BANGUI (Reuters) - Medecins Sans Frontieres (MSF) has suspended all but emergency care in the Central African Republic (CAR) to show its “dismay” at the government’s failure to condemn the killing of 16 people at one of its clinics, the medical charity said on Monday.
Three MSF staff were among those killed in an armed robbery at its clinic in the northern town of Boguila on April 26. At least four others were also killed as the attackers approached the town, a former lawmaker for the area said.
Thousands have been killed in recent months in tit-for-tat intercommunal killings between Muslims and militias from CAR’s Christian majority. Nearly a million have fled their homes.
MSF blamed the mostly Muslim Seleka rebels, who have regrouped in the country’s north since ceding power in January, for the Boguila attack.
“This is not an easy decision but we decided today to take a step after what happened at Boguila. We want to send a strong signal about how unacceptable this is,” Stefano Argenziano, MSF’s CAR mission head, told journalists in Bangui.

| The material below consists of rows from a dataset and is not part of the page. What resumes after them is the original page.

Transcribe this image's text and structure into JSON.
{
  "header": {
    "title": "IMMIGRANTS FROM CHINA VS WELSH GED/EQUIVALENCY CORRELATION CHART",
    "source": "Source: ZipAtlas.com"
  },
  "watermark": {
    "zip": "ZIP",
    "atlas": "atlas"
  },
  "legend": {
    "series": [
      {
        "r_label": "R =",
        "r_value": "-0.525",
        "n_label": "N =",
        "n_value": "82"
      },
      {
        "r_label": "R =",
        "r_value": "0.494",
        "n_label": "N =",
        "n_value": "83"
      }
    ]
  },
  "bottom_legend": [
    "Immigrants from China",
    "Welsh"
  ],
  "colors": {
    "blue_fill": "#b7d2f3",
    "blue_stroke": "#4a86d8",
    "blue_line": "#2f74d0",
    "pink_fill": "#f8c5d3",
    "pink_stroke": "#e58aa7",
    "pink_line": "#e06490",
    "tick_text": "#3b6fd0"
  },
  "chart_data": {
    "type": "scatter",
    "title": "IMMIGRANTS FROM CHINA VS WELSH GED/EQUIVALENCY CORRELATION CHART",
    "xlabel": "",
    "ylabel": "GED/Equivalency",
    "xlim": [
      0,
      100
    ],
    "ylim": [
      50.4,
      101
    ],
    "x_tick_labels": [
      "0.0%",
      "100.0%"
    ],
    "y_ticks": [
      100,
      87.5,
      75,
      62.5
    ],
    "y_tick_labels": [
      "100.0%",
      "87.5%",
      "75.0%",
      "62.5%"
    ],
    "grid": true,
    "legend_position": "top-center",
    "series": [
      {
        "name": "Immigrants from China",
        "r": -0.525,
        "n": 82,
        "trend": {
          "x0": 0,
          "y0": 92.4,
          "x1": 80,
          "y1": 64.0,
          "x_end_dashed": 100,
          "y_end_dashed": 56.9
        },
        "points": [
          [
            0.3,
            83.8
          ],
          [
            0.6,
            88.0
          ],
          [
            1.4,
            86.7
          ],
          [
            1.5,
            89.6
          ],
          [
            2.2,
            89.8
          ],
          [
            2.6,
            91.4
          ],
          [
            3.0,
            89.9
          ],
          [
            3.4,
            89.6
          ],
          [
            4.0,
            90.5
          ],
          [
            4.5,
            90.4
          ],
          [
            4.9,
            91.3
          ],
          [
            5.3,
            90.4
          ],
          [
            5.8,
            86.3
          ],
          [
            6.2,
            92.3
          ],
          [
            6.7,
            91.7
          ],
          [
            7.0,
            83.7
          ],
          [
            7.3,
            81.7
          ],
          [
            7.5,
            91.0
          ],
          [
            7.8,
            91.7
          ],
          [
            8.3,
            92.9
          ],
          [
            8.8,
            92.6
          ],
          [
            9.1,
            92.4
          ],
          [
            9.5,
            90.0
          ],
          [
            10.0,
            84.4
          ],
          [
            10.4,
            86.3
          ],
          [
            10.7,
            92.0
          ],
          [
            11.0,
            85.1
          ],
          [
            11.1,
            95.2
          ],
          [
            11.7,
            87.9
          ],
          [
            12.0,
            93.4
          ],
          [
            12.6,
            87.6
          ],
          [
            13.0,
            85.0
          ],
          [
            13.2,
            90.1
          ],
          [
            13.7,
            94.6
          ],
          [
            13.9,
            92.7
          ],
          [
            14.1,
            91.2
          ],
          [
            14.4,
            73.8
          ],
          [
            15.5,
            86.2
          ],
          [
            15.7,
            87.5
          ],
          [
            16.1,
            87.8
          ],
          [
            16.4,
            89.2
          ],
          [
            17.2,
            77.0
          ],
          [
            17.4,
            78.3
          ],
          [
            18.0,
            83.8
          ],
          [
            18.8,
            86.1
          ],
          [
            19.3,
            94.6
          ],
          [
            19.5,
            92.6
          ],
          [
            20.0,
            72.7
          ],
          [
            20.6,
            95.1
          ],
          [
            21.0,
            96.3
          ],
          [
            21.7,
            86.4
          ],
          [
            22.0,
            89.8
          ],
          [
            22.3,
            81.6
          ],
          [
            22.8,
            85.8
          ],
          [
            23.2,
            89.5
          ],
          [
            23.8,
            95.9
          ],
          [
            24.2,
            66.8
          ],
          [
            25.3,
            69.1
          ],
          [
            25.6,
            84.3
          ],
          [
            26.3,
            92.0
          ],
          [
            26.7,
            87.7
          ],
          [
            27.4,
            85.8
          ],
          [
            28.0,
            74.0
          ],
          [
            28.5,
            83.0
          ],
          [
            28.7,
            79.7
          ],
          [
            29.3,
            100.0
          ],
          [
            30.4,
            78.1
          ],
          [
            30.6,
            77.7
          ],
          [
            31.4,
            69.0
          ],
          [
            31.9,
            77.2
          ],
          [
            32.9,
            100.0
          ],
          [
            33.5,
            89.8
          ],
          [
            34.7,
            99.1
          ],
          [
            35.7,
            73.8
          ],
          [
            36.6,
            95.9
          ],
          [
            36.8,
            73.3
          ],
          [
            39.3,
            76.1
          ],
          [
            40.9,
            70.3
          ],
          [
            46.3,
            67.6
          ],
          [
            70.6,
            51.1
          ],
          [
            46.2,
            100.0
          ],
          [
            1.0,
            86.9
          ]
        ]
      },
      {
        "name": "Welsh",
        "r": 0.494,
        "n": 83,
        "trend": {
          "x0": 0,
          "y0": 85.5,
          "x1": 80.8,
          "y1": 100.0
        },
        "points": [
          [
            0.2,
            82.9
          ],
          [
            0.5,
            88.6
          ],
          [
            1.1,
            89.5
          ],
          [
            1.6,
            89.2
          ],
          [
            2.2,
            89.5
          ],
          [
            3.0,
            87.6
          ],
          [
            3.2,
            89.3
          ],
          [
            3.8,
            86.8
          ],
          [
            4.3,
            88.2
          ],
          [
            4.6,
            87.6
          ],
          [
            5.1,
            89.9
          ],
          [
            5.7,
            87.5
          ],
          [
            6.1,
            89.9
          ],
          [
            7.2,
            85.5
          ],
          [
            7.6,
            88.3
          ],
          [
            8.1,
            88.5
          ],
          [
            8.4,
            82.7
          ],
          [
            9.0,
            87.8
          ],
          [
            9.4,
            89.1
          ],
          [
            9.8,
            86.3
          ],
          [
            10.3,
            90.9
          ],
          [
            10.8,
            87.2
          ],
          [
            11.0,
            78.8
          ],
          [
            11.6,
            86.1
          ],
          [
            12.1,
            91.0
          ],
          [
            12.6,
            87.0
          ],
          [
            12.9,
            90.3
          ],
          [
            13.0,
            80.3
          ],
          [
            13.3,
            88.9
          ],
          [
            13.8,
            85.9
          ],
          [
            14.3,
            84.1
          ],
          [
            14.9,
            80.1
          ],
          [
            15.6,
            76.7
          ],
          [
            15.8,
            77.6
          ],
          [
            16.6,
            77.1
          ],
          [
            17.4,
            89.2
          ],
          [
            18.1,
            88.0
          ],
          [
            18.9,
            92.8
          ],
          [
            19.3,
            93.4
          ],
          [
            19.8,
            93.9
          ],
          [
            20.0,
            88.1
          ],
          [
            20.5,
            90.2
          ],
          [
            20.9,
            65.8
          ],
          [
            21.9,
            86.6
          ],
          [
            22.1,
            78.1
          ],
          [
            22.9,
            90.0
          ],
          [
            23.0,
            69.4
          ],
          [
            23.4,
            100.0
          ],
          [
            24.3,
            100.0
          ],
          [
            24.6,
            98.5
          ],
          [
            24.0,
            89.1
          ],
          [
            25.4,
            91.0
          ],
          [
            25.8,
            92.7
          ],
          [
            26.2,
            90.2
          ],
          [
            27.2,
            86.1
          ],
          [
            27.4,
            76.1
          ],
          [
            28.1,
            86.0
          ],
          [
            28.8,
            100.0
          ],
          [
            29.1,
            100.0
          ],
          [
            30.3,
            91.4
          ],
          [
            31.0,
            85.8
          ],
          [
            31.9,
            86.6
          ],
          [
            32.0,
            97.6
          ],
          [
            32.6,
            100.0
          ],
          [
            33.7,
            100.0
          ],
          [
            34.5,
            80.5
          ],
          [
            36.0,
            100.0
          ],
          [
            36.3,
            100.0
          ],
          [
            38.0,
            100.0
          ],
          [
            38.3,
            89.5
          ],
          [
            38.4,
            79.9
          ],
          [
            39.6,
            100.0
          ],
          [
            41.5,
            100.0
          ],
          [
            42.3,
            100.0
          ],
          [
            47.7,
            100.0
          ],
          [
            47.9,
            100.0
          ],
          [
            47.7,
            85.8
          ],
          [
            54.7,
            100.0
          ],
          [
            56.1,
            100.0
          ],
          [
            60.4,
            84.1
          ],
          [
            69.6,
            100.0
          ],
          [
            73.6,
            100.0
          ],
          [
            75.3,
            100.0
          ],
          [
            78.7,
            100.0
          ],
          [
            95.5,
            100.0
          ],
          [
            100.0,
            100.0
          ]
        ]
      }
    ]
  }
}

The suspension, expected to last a week, will also affect MSF’s non-emergency activities in Chad, Cameroon and Democratic Republic of Congo, the group said.
“We urge the transitional government in CAR and all armed groups involved in the conflict to immediately and publicly condemn this horrific attack,” said MSF’s general director Arjan Hehenkamp said.
The government, in power since January and assisted by thousands of French, African and European Union peacekeepers, has struggled to stop violence in the vast, landlocked country.
MSF workers have suffered 115 security incidents in CAR December 2012, including 31 armed robberies.